Use of TCD as a tool to aid in the diagnosis of brain death is beyond the scope of this chapter. Nonetheless, TBI is one of the major indications for organ donation and TCD can identify cerebral circulatory arrest and can be extremely useful in determined circumstances. Although TCD is not accepted in all countries for the diagnosis of brain death, it is commonly used in others. The indications for using an ancillary test of no cerebral blood flow are:

  • Impossibility to complete components of the examination or the apnea test

  • Uncertainties about the results of the neurological examination

  • If a medication effect may be present

  • To allow a shorter period of time between the two examinations (in children an interval of 12 h is necessary if no ancillary test is used)

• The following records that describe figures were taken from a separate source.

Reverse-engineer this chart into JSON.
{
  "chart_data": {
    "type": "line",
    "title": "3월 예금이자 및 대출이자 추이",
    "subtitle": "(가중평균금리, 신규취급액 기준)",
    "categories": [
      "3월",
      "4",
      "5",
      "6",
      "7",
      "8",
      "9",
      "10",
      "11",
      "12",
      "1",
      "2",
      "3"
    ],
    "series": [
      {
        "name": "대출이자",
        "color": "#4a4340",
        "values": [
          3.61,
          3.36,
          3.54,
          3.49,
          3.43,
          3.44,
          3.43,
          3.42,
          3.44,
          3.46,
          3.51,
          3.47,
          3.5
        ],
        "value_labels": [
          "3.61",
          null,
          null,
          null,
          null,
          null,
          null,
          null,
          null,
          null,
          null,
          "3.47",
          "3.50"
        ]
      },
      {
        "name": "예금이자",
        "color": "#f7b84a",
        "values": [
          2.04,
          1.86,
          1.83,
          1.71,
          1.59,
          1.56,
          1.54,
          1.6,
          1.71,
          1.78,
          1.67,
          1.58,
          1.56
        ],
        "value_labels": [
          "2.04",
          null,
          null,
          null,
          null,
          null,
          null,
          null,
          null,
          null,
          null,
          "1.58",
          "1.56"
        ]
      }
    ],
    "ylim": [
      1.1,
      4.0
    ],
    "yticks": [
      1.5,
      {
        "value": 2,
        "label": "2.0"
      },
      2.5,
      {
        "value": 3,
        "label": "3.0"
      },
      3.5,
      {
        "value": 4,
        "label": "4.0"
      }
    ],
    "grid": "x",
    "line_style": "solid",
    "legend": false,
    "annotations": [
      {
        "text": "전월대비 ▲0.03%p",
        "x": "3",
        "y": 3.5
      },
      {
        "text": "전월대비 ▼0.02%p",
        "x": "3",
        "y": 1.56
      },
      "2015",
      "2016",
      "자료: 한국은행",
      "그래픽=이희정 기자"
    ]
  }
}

In our practice we use TCD in every patient that is considered for organ donation. We find it reassuring for both family members and staff.

Conclusions

An experienced operator only needs a few minutes to understand if CBF is normal or compromised when performing a TCD. PI is calculated instantaneously and, as previously described, it will be high in cases with decreased CPP. This can be extremely useful for point of care decisions at the bedside in cases of pediatric TBI.

Although TCD can and has been used for cerebrovascular autoregulation monitoring this is more difficult to accomplish in clinical practice and is often performed in investigation settings. New technological advances will make this tool easier to use and help guide patient management.